Identità sessuali indefinite, in effetti è così.
Ti garantisco che è difficile capre se i modelli di Formichetti siano maschi o femmine.


----------



## Brunetta (26 Luglio 2014)

Non ho capito se ai bambini indaco ci credete.


----------



## Nicka (27 Luglio 2014)

Brunetta ha detto:


> Non ho capito se ai bambini indaco ci credete.


Boh...mi ricordo che a fine anni 90 se ne parlava davvero molto, in libreria trovavo un sacco di libri e ne leggevo anche su riviste tipo Focus e similari...
Non mi è mai venuta la spinta per approfondire bene però, mi sembravano cose un po' campate per aria e soprattutto cose che scrivevano per vendere...


----------



## Brunetta (27 Luglio 2014)

Nicka ha detto:


> Boh...mi ricordo che a fine anni 90 se ne parlava davvero molto, in libreria trovavo un sacco di libri e ne leggevo anche su riviste tipo Focus e similari...
> Non mi è mai venuta la spinta per approfondire bene però, mi sembravano cose un po' campate per aria e soprattutto cose che scrivevano per vendere...


Ah ecco.


----------



## spleen (27 Luglio 2014)

Bambini indaco mai visti.
bimbi minkia.... una autentica invasione.


----------



## Fiammetta (27 Luglio 2014)

Chiara Matraini ha detto:


> joey: per caso gli somigli?


Cioè è stato un bambino indaco ?


----------



## Fiammetta (27 Luglio 2014)

Joey Blow ha detto:


> E sti cazzi?
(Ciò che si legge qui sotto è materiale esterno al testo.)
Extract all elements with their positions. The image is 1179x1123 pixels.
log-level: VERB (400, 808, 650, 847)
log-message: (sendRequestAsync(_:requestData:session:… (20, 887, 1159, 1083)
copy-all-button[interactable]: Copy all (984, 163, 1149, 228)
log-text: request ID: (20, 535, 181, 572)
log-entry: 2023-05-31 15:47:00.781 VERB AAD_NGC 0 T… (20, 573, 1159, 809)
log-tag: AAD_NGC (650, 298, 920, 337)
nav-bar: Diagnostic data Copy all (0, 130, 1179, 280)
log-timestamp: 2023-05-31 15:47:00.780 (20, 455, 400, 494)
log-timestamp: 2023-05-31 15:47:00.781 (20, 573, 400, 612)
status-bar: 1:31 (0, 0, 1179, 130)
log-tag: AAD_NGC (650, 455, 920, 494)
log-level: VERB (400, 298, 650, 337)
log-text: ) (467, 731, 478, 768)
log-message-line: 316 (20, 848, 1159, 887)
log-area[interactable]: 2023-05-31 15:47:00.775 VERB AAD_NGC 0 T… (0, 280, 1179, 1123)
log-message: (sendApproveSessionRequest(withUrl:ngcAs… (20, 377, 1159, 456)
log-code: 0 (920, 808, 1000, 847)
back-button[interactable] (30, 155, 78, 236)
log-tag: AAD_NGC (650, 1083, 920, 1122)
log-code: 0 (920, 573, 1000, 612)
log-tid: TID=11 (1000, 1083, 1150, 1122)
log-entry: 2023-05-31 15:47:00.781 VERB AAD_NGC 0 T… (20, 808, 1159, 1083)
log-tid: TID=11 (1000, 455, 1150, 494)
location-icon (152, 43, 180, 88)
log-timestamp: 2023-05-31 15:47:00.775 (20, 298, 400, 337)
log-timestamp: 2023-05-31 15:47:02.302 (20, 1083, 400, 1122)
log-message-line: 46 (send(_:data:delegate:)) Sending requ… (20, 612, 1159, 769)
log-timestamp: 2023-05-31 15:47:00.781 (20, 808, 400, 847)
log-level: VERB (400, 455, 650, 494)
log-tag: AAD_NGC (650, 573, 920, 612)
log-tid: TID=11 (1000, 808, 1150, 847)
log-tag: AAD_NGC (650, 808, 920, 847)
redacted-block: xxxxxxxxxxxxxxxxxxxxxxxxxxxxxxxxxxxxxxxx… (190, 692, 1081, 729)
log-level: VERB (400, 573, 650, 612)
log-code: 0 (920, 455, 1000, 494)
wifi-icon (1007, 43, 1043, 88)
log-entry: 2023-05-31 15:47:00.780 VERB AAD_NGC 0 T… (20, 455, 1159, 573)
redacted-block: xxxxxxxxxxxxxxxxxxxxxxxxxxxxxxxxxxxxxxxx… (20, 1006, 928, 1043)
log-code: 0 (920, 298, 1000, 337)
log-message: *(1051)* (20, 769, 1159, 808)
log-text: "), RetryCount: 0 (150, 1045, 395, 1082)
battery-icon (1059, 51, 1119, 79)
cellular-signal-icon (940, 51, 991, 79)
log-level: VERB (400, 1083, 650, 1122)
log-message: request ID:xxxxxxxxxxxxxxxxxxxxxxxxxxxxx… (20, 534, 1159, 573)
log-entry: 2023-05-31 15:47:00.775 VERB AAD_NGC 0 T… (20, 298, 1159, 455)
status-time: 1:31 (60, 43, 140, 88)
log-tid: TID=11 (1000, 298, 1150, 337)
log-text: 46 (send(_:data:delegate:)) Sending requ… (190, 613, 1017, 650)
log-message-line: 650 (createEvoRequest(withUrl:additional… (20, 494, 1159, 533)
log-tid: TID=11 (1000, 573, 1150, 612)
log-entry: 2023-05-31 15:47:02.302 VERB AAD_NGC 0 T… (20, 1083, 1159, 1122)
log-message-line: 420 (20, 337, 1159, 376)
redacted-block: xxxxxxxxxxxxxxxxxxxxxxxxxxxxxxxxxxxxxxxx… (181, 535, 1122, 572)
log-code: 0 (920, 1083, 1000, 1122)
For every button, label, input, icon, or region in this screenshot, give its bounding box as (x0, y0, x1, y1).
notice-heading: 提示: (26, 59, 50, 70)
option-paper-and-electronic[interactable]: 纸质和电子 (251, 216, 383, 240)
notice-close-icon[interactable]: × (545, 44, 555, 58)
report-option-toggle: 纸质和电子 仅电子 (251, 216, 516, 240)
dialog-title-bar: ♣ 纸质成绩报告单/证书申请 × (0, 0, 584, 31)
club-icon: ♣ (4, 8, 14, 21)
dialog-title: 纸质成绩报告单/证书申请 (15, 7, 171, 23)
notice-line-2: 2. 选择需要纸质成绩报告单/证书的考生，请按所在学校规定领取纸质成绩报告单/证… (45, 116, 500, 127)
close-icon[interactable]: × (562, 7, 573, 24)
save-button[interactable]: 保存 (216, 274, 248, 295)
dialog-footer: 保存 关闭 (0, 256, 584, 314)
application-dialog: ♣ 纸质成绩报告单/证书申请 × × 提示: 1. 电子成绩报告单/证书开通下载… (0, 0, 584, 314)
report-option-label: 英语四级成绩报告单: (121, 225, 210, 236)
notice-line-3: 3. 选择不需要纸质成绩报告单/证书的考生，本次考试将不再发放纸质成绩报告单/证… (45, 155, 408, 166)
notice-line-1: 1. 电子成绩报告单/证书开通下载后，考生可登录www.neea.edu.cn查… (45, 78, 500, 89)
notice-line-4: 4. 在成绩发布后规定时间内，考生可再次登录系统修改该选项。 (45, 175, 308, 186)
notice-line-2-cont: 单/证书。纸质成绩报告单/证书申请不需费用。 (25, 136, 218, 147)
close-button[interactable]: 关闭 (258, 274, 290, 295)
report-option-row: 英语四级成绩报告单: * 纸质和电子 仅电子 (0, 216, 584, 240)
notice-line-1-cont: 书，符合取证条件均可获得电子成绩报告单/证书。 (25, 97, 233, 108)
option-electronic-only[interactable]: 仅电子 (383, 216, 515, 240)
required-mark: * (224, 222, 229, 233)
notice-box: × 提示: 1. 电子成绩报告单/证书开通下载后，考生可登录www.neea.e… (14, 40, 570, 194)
Se mi pagassero per ruttare sai i soldi. Purtroppo nessuno ti paga per quello. E' un mondo difficile. Ciò non di meno, lui ha la chiara faccia da addormito ed io rutto bene un casino.


Rutti pure stile fantozzi ? Ma azz hai solo difetti  :carneval:


----------



## viola di mare (28 Luglio 2014)

Chiara Matraini ha detto:


> bambini molto più dotati degli altri caratterialmente, empaticamente e con grande forza di volontà che però manifestano attraverso iperattività e compulsioni: questo ha dato l'idea per anni ( soprattutto in ambito scolastico) che fossero solamente dei rompicoglioni ingestibili e viziati.
> ovviamente la mia è una semplificazione estrema


mi fio è indaco sicuro pure se la spiegavi più complessa :unhappy::unhappy::unhappy:


----------